Dza Patrül Rimpotché (1808 -1887) |
Pour méditer la compassion,
imaginons un être que torturent de cruelles souffrances et souhaitons qu’il en soit
libéré. Il est dit : « Pensez à
quelqu’un qui souffre énormément, par exemple à un homme qui, jeté dans un
cul-de-basse-fosse, attend d’être exécuté, ou bien un animal devant le boucher
qui va l’abattre. Considérez-le avec l’amour en l’identifiant à votre mère ».

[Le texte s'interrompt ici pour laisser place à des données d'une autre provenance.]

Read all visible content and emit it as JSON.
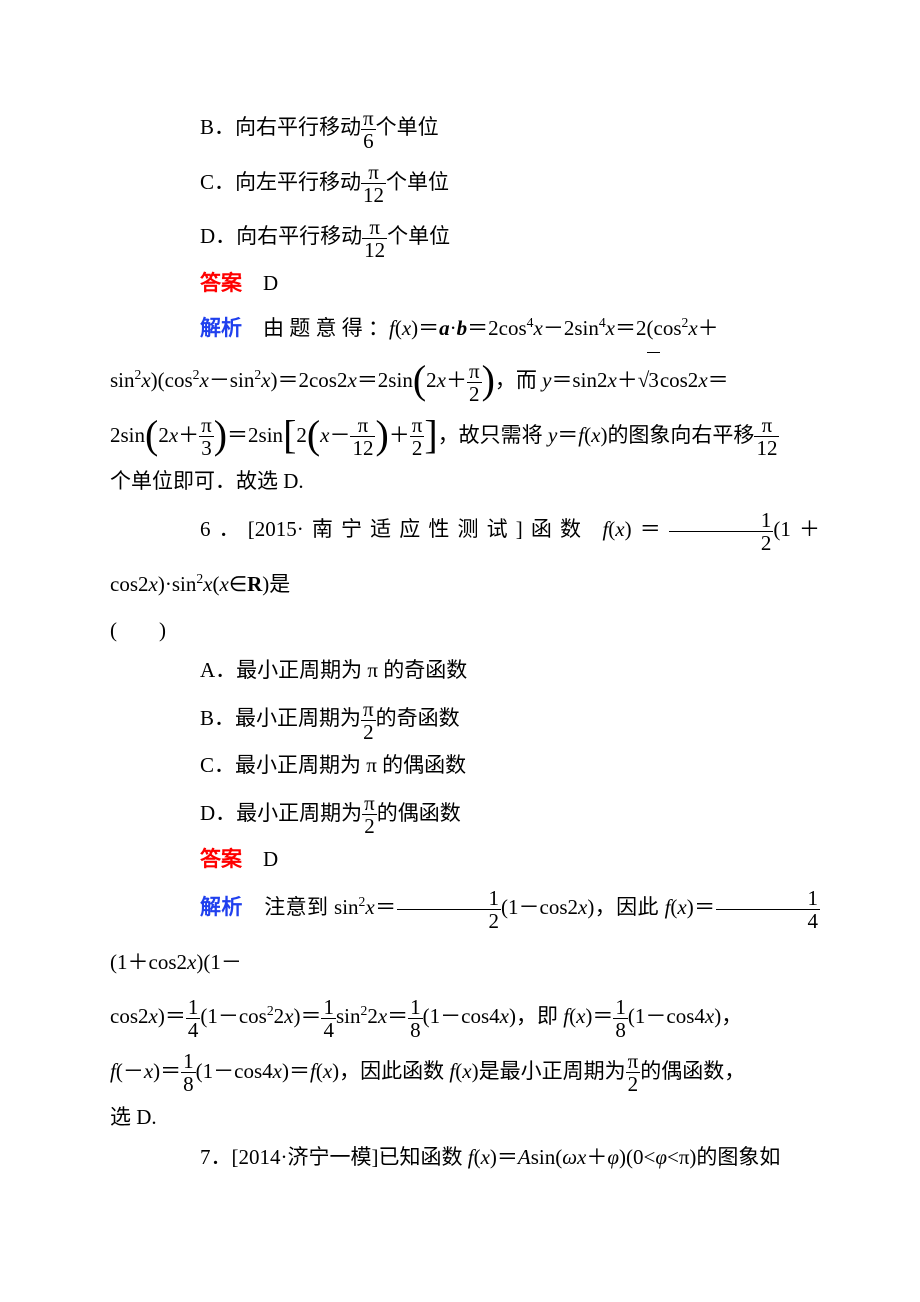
{
  "colors": {
    "answer_label": "#ff0000",
    "explain_label": "#2040ee",
    "body_text": "#000000",
    "background": "#ffffff"
  },
  "fonts": {
    "body_family": "SimSun/Songti serif",
    "math_family": "Times New Roman",
    "body_size_pt": 16
  },
  "labels": {
    "answer": "答案",
    "explain": "解析"
  },
  "optB": "B．向右平行移动",
  "optB_tail": "个单位",
  "optB_frac": {
    "num": "π",
    "den": "6"
  },
  "optC": "C．向左平行移动",
  "optC_tail": "个单位",
  "optC_frac": {
    "num": "π",
    "den": "12"
  },
  "optD": "D．向右平行移动",
  "optD_tail": "个单位",
  "optD_frac": {
    "num": "π",
    "den": "12"
  },
  "ans5": "D",
  "exp5_a": "由 题 意 得 ：",
  "exp5_b": "＝",
  "exp5_c": "＝2cos",
  "exp5_d": "－2sin",
  "exp5_e": "＝2(cos",
  "exp5_f": "＋",
  "exp5_g": "sin",
  "exp5_h": ")(cos",
  "exp5_i": "－sin",
  "exp5_j": ")＝2cos2",
  "exp5_k": "＝2sin",
  "exp5_l": "，而 ",
  "exp5_m": "＝sin2",
  "exp5_n": "＋",
  "exp5_o": "cos2",
  "exp5_p": "＝",
  "exp5_q": "2sin",
  "exp5_r": "＝2sin",
  "exp5_s": "，故只需将 ",
  "exp5_t": "＝",
  "exp5_u": "的图象向右平移",
  "exp5_v": "个单位即可．故选 D.",
  "frac_pi2": {
    "num": "π",
    "den": "2"
  },
  "frac_pi3": {
    "num": "π",
    "den": "3"
  },
  "frac_pi12": {
    "num": "π",
    "den": "12"
  },
  "sqrt3": "3",
  "q6_head": "6．[2015·南宁适应性测试]函数 ",
  "q6_a": "＝",
  "q6_b": "(1＋cos2",
  "q6_c": ")·sin",
  "q6_d": "∈",
  "q6_e": "是",
  "q6_paren": "(　　)",
  "q6_frac12": {
    "num": "1",
    "den": "2"
  },
  "q6A": "A．最小正周期为 π 的奇函数",
  "q6B": "B．最小正周期为",
  "q6B_tail": "的奇函数",
  "q6C": "C．最小正周期为 π 的偶函数",
  "q6D": "D．最小正周期为",
  "q6D_tail": "的偶函数",
  "ans6": "D",
  "exp6_a": "注意到 sin",
  "exp6_b": "＝",
  "exp6_c": "(1－cos2",
  "exp6_d": ")，因此 ",
  "exp6_e": "＝",
  "exp6_f": "(1＋cos2",
  "exp6_g": ")(1－",
  "exp6_h": "cos2",
  "exp6_i": ")＝",
  "exp6_j": "(1－cos",
  "exp6_k": "2",
  "exp6_l": ")＝",
  "exp6_m": "sin",
  "exp6_n": "2",
  "exp6_o": "＝",
  "exp6_p": "(1－cos4",
  "exp6_q": ")，即 ",
  "exp6_r": "＝",
  "exp6_s": "(1－cos4",
  "exp6_t": ")，",
  "exp6_u": "(－",
  "exp6_v": ")＝",
  "exp6_w": "(1－cos4",
  "exp6_x": ")＝",
  "exp6_y": "，因此函数 ",
  "exp6_z": "是最小正周期为",
  "exp6_zz": "的偶函数，",
  "exp6_end": "选 D.",
  "frac14": {
    "num": "1",
    "den": "4"
  },
  "frac18": {
    "num": "1",
    "den": "8"
  },
  "q7_head": "7．[2014·济宁一模]已知函数 ",
  "q7_a": "＝",
  "q7_b": "sin(",
  "q7_c": "＋",
  "q7_d": ")(0<",
  "q7_e": "<π)的图象如"
}
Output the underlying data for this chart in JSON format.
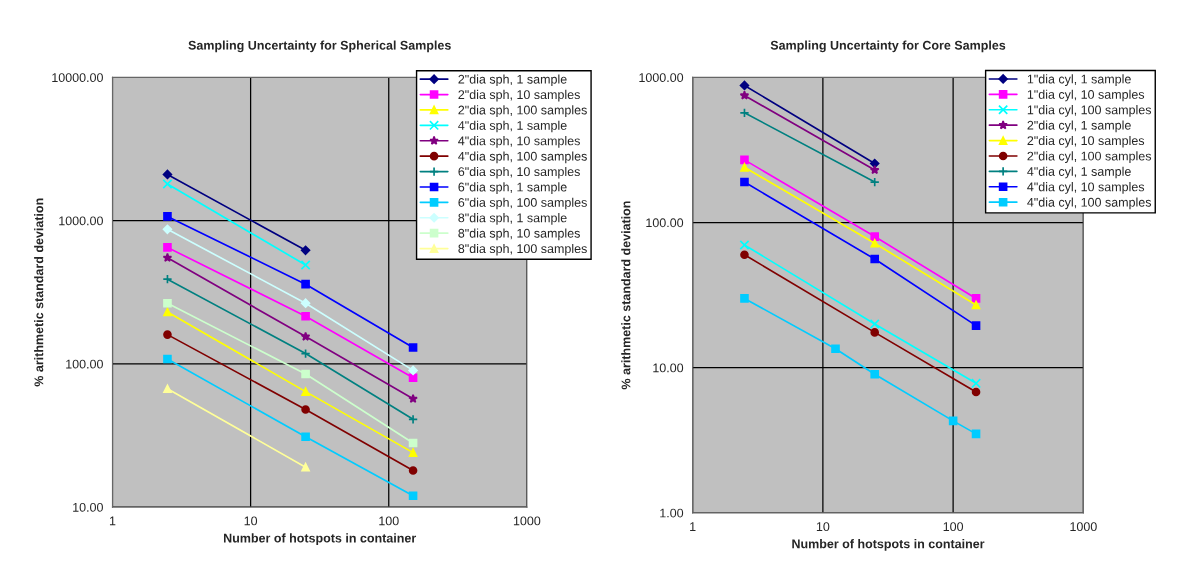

Imaginons le prisonnier que l’on
conduit, sur ordre du roi, au lieu de son exécution, ou le mouton que le boucher
attrape et ligote…. Abandonnons l’idée qu’il s’agit d’êtres extérieurs à
nous-mêmes ; identifions-nous plutôt à eux en nous demandant ce que nous
ferions à leur place. Entraînons-nous par la pensée à prendre sur nous la
souffrance du condamné : « Et maintenant, que faire ? Impossible
de fuir, de me cacher. Je n’ai aucun secours, aucun refuge. Je ne peux m’enfuir,
je ne sais pas voler, je ne suis pas assez fort, je n’ai aucune arme pour me
défendre. Maintenant, à cet instant précis, toutes les perceptions de cette vie
vont me quitter. Je vais même laisser ce corps que j’avais soigné en lui
donnant tant d’importance, et je vais prendre le grand chemin de la vie
suivante… quelle angoisse ! »
Ou bien considérons le mouton que l’on
mène à l’abattoir. Ne pensons plus que c’est un mouton ; pensons au fond
de notre cœur que c’est notre vieille mère que l’on va tuer. « Que faire
si on égorge ma vieille mère qui n’a rien fait de mal ? Comme elle doit
souffrir ! » Mettons-nous sincèrement à sa place. Quand du fond du cœur
nous n’éprouverons plus que l’ardent désir de la délivrer sur-le-champ, pensons :
« Cet être en train de souffrir n’est actuellement ni mon père, ni ma
mère, mais il l’a été, pour sûr, au cours de mes vies passées. Il m’a élevé
avec une immense bonté, comme mes parents actuels ; il n’est pas différent
d’eux. Pauvre parent torturé ! Quelle joie si maintenant, le plus vite
possible, instantanément, tu étais délivré de cette souffrance ! » De
telles pensées au cœur, méditons avec une compassion si insoutenable que nos
yeux soient noyés de larmes.
Quand nous parvenons à ce point,
pensons : « Cette souffrance est l’effet des actes négatifs commis
autrefois. Les malheureux qui aujourd’hui s’adonnent aux actes négatifs
souffriront inévitablement de la même façon dans leurs vies prochaines ! »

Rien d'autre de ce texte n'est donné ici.